CONTACT: Appalachia Rising

Bo Webb: 304-854-7104; 
Mickey McCoy: 606-298-4458

Thousands to Converge in DC to Call For End to Mountaintop Removal

Appalachia residents, retired coal miners and supporters to march and rally at the White House on Sep. 27

Call for Obama Administration to abolish mountaintop removal mining and immediately veto Spruce Mine project

WASHINGTON - September 21 -
More than a thousand people are expected to converge in D.C. on Sep. 27 for ‘Appalachia Rising,’ the largest national protest to demand the end to mountaintop removal coal mining. Appalachia Rising is being led by citizens of conscience from the states directly impacted by mountaintop removal who are calling for the abolition of the controversial mining practice and protection for America’s waters from all forms of surface mining. Concerned Americans will bring to the White House the message that mountaintop removal coal mining is destroying health and communities and has no place in a clean energy future. The march and rally will follow a weekend summit, Voices from the Mountains, and will include non-violent civil disobedience for individuals who choose.

WHEN/WHERE: Monday, Sep. 27

  • Rally on Freedom Plaza, at 13 and Pennsylvania NW starts at 10:00 am
  • March begins at 11:30 am leaving from Freedom Plaza
  • March arrives at White House/Lafayette Park at 12:45 pm for protest

WHO: Citizens from West Virginia, Virginia, Kentucky and Tennessee directly impacted by mountaintop removal including former coal miners, ministers, mothers, students and activists as well as their allies from across the country.
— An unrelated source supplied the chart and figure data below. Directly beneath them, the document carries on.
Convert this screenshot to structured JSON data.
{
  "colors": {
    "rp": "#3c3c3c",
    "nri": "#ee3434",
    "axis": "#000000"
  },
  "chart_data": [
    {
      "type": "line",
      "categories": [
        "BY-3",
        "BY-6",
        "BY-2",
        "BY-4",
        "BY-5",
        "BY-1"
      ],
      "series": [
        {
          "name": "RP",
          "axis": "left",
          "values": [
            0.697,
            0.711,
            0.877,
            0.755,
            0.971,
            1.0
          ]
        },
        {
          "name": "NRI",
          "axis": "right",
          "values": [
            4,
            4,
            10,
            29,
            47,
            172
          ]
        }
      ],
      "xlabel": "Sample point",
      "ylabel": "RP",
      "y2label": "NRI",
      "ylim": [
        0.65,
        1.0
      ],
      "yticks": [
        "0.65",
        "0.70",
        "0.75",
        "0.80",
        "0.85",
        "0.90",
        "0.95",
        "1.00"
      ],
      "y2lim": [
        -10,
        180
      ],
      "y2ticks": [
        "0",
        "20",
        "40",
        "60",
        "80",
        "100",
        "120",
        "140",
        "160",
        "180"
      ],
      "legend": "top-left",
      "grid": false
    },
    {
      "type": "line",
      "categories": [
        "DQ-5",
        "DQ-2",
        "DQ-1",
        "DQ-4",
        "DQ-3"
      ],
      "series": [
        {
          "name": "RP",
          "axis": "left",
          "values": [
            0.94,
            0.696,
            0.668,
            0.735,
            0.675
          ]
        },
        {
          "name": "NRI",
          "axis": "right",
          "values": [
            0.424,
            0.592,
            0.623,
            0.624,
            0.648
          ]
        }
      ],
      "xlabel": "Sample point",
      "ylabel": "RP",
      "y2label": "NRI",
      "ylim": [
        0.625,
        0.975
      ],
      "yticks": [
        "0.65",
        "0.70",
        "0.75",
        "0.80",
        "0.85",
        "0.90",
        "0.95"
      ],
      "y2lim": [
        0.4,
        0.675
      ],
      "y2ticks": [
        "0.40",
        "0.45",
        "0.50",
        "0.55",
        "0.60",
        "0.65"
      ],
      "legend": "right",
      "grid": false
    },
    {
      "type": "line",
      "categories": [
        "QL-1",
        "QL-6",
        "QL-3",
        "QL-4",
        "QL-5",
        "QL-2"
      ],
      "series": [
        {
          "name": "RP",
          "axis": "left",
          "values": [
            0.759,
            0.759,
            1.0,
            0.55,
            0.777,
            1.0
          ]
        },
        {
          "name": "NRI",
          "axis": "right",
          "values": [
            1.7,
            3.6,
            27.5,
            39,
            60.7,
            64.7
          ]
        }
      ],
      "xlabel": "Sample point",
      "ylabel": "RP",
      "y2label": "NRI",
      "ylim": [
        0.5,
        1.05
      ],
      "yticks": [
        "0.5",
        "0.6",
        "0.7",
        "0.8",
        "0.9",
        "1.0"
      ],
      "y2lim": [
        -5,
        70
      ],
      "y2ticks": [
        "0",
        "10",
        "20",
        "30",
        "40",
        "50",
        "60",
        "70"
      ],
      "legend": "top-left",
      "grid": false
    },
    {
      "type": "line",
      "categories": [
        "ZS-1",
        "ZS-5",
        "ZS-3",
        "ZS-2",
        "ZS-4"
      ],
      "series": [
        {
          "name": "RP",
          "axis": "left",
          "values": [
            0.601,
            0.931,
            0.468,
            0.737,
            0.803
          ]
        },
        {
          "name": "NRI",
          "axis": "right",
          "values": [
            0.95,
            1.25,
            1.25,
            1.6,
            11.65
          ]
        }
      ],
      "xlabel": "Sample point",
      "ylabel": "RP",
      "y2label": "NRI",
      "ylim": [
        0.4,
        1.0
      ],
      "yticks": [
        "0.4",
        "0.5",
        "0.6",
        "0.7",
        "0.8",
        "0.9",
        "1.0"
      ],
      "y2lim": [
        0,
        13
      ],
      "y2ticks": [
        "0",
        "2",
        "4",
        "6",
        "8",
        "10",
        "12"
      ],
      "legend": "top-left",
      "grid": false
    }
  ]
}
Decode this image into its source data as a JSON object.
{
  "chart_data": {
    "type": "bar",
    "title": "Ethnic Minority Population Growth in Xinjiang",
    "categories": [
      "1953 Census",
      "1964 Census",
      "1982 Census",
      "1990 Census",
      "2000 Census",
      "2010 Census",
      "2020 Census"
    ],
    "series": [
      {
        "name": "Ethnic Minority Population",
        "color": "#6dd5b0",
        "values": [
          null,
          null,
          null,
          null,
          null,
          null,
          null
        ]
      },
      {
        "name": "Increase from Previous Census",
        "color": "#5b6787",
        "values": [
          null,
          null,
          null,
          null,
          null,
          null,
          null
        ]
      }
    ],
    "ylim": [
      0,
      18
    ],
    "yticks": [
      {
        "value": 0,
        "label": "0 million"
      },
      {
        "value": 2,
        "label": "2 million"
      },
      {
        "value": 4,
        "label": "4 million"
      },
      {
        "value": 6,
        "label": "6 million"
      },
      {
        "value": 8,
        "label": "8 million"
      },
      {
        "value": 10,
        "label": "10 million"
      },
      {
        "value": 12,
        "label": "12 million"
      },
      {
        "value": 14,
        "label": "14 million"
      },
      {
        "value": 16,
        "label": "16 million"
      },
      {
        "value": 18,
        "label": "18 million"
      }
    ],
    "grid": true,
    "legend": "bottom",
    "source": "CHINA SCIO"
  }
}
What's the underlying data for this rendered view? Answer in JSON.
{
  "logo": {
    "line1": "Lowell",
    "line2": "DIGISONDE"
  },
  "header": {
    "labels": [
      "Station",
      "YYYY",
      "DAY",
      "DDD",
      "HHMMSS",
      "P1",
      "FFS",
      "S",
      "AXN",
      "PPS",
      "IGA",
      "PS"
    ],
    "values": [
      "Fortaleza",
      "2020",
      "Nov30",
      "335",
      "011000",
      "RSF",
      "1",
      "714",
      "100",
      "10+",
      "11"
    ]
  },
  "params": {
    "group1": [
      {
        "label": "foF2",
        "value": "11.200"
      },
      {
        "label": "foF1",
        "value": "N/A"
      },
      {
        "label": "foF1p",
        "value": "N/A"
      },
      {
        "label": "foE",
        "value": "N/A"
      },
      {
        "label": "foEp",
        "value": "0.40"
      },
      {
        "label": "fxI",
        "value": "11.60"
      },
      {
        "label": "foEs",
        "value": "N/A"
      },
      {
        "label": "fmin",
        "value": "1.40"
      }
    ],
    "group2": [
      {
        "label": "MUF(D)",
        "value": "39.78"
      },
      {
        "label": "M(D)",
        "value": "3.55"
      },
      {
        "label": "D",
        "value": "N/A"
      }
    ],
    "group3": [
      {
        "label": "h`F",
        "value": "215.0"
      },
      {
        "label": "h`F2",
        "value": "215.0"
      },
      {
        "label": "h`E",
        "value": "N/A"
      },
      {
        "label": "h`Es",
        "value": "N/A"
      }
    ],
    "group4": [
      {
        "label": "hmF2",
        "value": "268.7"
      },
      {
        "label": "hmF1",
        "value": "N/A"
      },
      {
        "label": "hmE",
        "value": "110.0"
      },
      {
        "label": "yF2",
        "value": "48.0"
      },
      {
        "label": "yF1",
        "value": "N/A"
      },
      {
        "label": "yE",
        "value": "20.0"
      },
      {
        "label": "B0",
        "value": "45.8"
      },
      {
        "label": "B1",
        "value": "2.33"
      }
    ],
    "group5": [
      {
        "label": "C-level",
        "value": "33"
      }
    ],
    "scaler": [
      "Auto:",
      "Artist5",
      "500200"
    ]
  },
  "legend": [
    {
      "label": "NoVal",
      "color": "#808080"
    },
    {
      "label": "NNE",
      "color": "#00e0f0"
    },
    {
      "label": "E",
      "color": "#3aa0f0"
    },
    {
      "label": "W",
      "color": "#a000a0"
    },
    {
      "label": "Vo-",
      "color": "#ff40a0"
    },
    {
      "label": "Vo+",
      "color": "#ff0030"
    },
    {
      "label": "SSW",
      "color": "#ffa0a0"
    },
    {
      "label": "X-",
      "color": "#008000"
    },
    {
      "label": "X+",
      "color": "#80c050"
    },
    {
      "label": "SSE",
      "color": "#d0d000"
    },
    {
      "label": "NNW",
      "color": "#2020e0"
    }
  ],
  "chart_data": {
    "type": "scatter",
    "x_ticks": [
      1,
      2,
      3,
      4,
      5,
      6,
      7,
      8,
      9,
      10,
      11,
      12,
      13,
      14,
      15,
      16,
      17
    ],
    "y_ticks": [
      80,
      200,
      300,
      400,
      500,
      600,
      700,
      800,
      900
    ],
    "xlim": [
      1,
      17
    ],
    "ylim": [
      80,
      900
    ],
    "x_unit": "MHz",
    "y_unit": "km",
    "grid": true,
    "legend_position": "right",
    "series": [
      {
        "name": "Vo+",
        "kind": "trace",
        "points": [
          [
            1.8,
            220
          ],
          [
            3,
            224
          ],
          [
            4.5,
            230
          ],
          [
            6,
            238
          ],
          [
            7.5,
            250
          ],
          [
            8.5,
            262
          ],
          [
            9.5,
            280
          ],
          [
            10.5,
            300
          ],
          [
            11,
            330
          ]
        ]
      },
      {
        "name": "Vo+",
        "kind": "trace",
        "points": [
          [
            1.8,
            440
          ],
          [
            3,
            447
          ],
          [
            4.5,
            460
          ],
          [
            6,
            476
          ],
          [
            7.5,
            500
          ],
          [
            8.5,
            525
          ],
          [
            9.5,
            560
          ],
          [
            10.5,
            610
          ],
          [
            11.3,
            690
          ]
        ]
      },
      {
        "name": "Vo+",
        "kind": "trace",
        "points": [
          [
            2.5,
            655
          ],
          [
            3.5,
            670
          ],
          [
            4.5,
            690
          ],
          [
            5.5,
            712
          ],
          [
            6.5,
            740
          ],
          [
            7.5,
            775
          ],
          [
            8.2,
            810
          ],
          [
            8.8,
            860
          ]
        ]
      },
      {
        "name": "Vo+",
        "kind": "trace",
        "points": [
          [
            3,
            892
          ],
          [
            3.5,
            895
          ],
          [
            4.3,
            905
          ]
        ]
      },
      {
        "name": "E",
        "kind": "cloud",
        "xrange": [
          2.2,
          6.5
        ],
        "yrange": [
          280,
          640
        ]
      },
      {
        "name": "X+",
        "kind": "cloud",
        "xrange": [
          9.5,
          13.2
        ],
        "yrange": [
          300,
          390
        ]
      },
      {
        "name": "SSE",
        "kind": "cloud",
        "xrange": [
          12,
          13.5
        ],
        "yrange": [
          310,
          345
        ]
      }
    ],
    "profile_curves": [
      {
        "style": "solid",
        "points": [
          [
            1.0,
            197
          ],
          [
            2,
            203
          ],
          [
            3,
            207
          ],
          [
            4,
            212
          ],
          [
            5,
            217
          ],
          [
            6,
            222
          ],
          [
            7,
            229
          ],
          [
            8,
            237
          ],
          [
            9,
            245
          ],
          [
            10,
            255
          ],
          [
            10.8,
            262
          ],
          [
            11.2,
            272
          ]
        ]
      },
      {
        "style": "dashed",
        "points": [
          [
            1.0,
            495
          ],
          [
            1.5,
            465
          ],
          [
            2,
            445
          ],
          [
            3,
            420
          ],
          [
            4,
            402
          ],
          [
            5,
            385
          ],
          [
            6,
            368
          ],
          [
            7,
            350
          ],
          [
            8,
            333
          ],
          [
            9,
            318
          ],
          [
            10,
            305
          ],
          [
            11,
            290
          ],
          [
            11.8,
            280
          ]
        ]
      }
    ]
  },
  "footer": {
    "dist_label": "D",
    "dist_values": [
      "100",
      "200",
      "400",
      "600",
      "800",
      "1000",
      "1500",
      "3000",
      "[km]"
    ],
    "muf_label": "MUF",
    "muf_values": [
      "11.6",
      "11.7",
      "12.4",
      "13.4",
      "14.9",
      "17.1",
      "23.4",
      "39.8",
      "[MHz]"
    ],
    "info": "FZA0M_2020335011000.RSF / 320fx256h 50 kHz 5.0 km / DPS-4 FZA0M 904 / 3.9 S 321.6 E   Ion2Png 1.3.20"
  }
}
Also attending will be leaders from the faith, scientific, environmental and celebrity communities, including climatologist Dr. James Hansen, authors Eric Reece and Silas House, Native American activist Matthew Sherman, and country music star Big Kenny. More than 100 advocacy groups across the nation have endorsed the event.
WHY:Appalachia Rising was formed to demand the Obama Administration immediately abolish mountaintop removal (MTR) coal mining—the practice of blowing up mountains (and dumping the debris into nearby streams and valleys, creating valley fills) to reach seams of coal. In the past year, the tide has turned on mountaintop removal with Appalachia residents, scientists, congressional representatives and environmentalists decrying the practice as coming at too high a cost to public health, land, water and taxpayers. Last April, in response to resounding opposition to mountaintop removal, the EPA announced new guidelines for permitting mountaintop removal valley fills. However, the impacts of mountaintop removal mining are so destructive that Appalachia Rising is calling on the administration to halt active mines and create a permanent moratorium on new permits.
As a step in the right direction, groups have called on the EPA to immediately veto the Spruce No. 1 Mine project, which would be one of the largest strip-mining operations in Appalachia. The EPA is set to make a decision in the coming weeks on whether to reverse the Corps of Engineers' 2007 approval for the mine. With mountaintop removal becoming increasingly controversial, the EPA’s decision on the 2,278-acre Spruce project is being closely watched as a sign of the mining practice’s future.
A paper released in January 2009 by a dozen leading scientists in the journal Science concluded that mountaintop coal mining is so destructive that the government should stop giving out new permits altogether. "The science is so overwhelming that the only conclusion that one can reach is that mountaintop mining needs to be stopped," said Margaret Palmer, a professor at the University of Maryland Center for Environmental Sciences and the study's lead author.
Mountaintop removal is a radical form of coal mining in in which up to 800 feet, sometimes more, of densely forested mountaintops are literally blown up to reach thin coal seams. The resulting millions of tons of rock are dumped into surrounding valleys and rivers, polluting the headwaters that provide drinking water to millions of Americans. Already, 500 mountains and 2,000 miles of streams have been lost due to this devastating mining practice. A 2009 report estimated that coal mining costs Appalachia five times more in premature deaths, $42 billion, than it provides the region in jobs, taxes and other economic benefits, which total $8.1 billion.